Present Value of Annual After-Tax Cash Flows = Annual After-Tax Cash Flow * (1 - Tax Rate) * [1 - (1 + Discount Rate)^(-Number of Years)] / Discount Rate
Present Value of Annual After-Tax Cash Flows = $115,000 * (1 - 0.21) * [1 - (1 + 10%)^(-10)] / 10%
Present Value of Annual After-Tax Cash Flows ≈ $783,579.12
Step 3: Calculate the present value of the salvage value at the end of 10 years.
Present Value of Salvage Value = Salvage Value / (1 + Discount Rate)^Number of Years
Present Value of Salvage Value ≈ $450,000 / (1 + 10%)^10 ≈ $193,355.76
Step 4: Calculate the total present value of cash flows.

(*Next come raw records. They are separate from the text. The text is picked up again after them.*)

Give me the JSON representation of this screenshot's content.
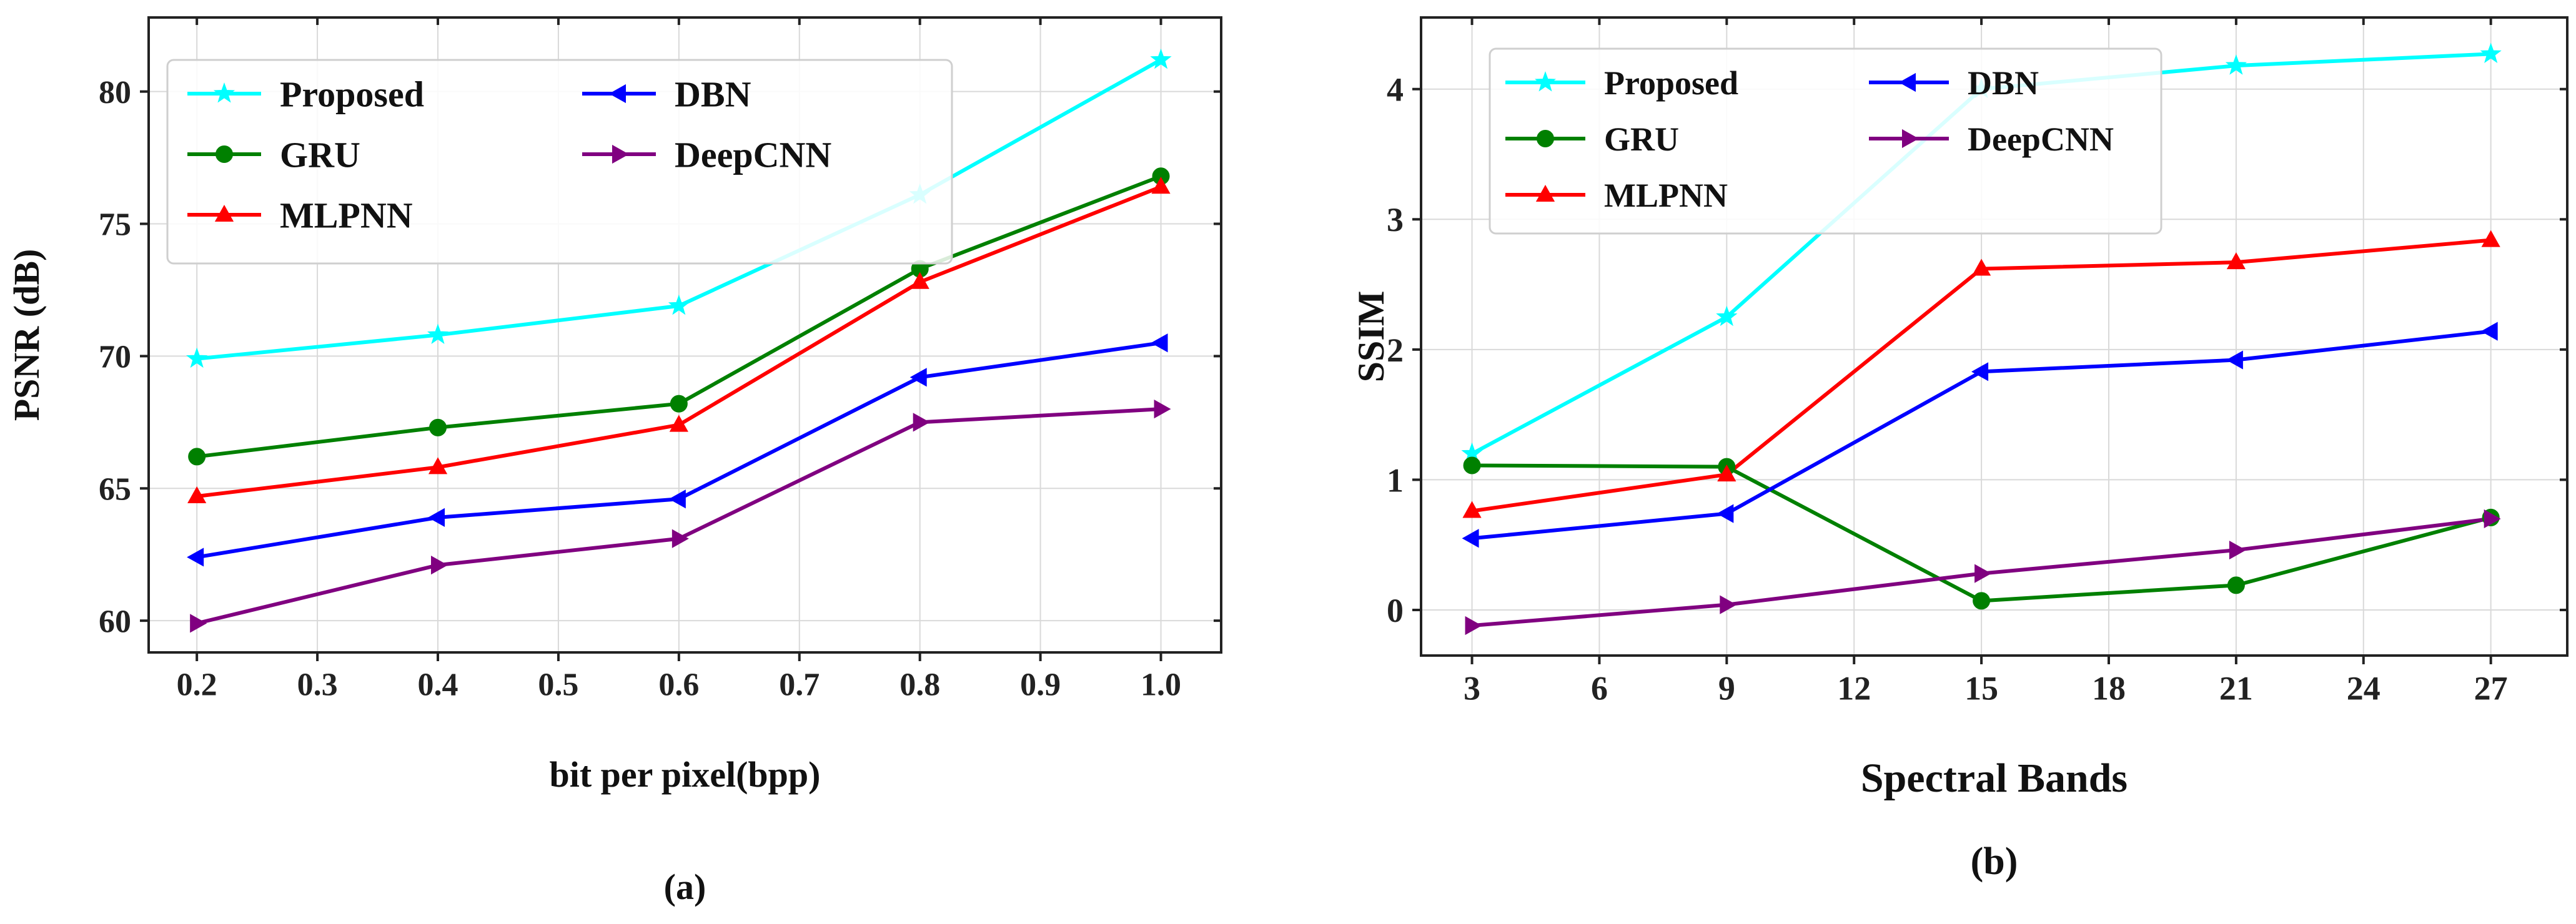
{
  "chart_data": [
    {
      "type": "line",
      "panel_label": "(a)",
      "xlabel": "bit per pixel(bpp)",
      "ylabel": "PSNR (dB)",
      "xlim": [
        0.16,
        1.05
      ],
      "ylim": [
        58.8,
        82.8
      ],
      "xticks": [
        0.2,
        0.3,
        0.4,
        0.5,
        0.6,
        0.7,
        0.8,
        0.9,
        1.0
      ],
      "xtick_labels": [
        "0.2",
        "0.3",
        "0.4",
        "0.5",
        "0.6",
        "0.7",
        "0.8",
        "0.9",
        "1.0"
      ],
      "yticks": [
        60,
        65,
        70,
        75,
        80
      ],
      "ytick_labels": [
        "60",
        "65",
        "70",
        "75",
        "80"
      ],
      "grid": true,
      "legend_position": "top-left",
      "legend_columns": 2,
      "x": [
        0.2,
        0.4,
        0.6,
        0.8,
        1.0
      ],
      "series": [
        {
          "name": "Proposed",
          "color": "#00ffff",
          "marker": "star",
          "values": [
            69.9,
            70.8,
            71.9,
            76.1,
            81.2
          ]
        },
        {
          "name": "GRU",
          "color": "#008000",
          "marker": "circle",
          "values": [
            66.2,
            67.3,
            68.2,
            73.3,
            76.8
          ]
        },
        {
          "name": "MLPNN",
          "color": "#ff0000",
          "marker": "triangle-up",
          "values": [
            64.7,
            65.8,
            67.4,
            72.8,
            76.4
          ]
        },
        {
          "name": "DBN",
          "color": "#0000ff",
          "marker": "triangle-left",
          "values": [
            62.4,
            63.9,
            64.6,
            69.2,
            70.5
          ]
        },
        {
          "name": "DeepCNN",
          "color": "#800080",
          "marker": "triangle-right",
          "values": [
            59.9,
            62.1,
            63.1,
            67.5,
            68.0
          ]
        }
      ]
    },
    {
      "type": "line",
      "panel_label": "(b)",
      "xlabel": "Spectral Bands",
      "ylabel": "SSIM",
      "xlim": [
        1.8,
        28.8
      ],
      "ylim": [
        -0.35,
        4.55
      ],
      "xticks": [
        3,
        6,
        9,
        12,
        15,
        18,
        21,
        24,
        27
      ],
      "xtick_labels": [
        "3",
        "6",
        "9",
        "12",
        "15",
        "18",
        "21",
        "24",
        "27"
      ],
      "yticks": [
        0,
        1,
        2,
        3,
        4
      ],
      "ytick_labels": [
        "0",
        "1",
        "2",
        "3",
        "4"
      ],
      "grid": true,
      "legend_position": "top-left",
      "legend_columns": 2,
      "x": [
        3,
        9,
        15,
        21,
        27
      ],
      "series": [
        {
          "name": "Proposed",
          "color": "#00ffff",
          "marker": "star",
          "values": [
            1.2,
            2.25,
            4.0,
            4.18,
            4.27
          ]
        },
        {
          "name": "GRU",
          "color": "#008000",
          "marker": "circle",
          "values": [
            1.11,
            1.1,
            0.07,
            0.19,
            0.71
          ]
        },
        {
          "name": "MLPNN",
          "color": "#ff0000",
          "marker": "triangle-up",
          "values": [
            0.76,
            1.04,
            2.62,
            2.67,
            2.84
          ]
        },
        {
          "name": "DBN",
          "color": "#0000ff",
          "marker": "triangle-left",
          "values": [
            0.55,
            0.74,
            1.83,
            1.92,
            2.14
          ]
        },
        {
          "name": "DeepCNN",
          "color": "#800080",
          "marker": "triangle-right",
          "values": [
            -0.12,
            0.04,
            0.28,
            0.46,
            0.7
          ]
        }
      ]
    }
  ]
}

Total Present Value of Cash Flows = Present Value of Annual After-Tax Cash Flows + Present Value of Salvage Value
Total Present Value of Cash Flows ≈ $783,579.12 + $193,355.76 ≈ $976,934.88
Step 5: Calculate the initial investment (cost of the lathe) after considering bonus depreciation.
Initial Investment = Cost of Lathe - Bonus Depreciation
Initial Investment = $1,600,000 - $1,600,000 (100%) = $0
Step 6: Calculate the NPV by subtracting the initial investment from the total present value of cash flows.
NPV = Total Present Value of Cash Flows - Initial Investment
NPV ≈ $976,934.88 - $0 ≈ $976,934.88
Therefore, the NPV of buying the new lathe is approximately $976,934.88.